One day I was walking with my friend Gil Campos and my cousin Goñi, when we happened on Silverio Lanza, who took us to the Café de San Sebastián, where we sat down in the section facing the Plazuela del Angel. It was a company that was singularly assorted.
Silverio reverted to the theme that women should be handled with the rod. Gil Campos proceeded to laugh, being gifted with an ironic vein, and made fun of him. For my part, I was tired of it, so I said to Lanza:
"See here, Don Juan" (his real name was Juan Bautista Amorós), "what you are giving us now is literature, and poor literature at that. You are not, and I am not, able to violate law and women as we see fit. That may be all very well for Caesars and Napoleons and Borgias, but you are a respectable gentleman who lives in a little house at Getafe with your wife, and I am a poor man myself, who manages as best he may to make a living.
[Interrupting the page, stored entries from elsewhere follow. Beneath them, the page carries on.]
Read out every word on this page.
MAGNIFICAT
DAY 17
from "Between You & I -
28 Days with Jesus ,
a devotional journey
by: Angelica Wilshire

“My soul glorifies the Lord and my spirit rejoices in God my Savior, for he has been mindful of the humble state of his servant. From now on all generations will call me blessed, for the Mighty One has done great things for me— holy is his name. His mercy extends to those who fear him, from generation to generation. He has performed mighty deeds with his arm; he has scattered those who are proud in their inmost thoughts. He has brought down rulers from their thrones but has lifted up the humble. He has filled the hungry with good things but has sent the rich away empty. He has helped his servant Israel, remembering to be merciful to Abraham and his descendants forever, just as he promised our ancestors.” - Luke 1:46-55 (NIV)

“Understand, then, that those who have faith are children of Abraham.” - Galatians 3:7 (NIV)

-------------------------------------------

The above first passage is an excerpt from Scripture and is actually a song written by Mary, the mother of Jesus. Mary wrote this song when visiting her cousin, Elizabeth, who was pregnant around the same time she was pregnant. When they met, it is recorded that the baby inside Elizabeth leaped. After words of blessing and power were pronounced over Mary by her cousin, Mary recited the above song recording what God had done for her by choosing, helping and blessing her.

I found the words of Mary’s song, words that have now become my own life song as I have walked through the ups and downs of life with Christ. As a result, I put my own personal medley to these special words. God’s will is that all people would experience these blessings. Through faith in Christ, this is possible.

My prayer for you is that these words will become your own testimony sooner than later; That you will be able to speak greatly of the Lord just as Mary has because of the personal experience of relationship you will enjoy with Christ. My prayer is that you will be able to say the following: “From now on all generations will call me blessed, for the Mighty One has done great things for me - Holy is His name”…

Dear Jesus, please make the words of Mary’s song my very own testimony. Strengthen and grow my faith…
You would tremble in your boots if you ever broke a law, or even a municipal ordinance, and so would I. As far as women are concerned, we are both of us glad to take what we can get, if we can get anything, and I am afraid that neither of us is ever going to get very much, despite the fact"—I added by way of a humorous touch—"that we are two of the most distinguished minds in Europe."
My cousin Goñi replied to this with the rare tact that was characteristic of him, arguing that within the miserable sphere of tangible reality I was right, while Lanza moved upon a higher plane, which was more ideal and more romantic. He went on to add that Lanza and he were both Berbers, and so violent and passionate, while I was an Aryan, although a vulgar Aryan, whose ideas were simply those which were shared by everybody.
Lanza was not satisfied with my cousin's explanation and departed with a marked lack of cordiality.
Since that time, Silverio has regarded me with mixed emotions, half friendly, half the reverse, although in one of his latest books, The Surrender of Santiago, he has referred to me as a great friend and a great writer. I suspect, however, that he does not love me.
XV
THE PRESS
OUR NEWSPAPERS AND PERIODICALS
I have always been very much interested in the newspaper and periodical press, and in everything that has any connection with printing. When my father, my grandfather, and great grandfather set up struggling papers in a provincial capital, it may be said that they were not printers in vain.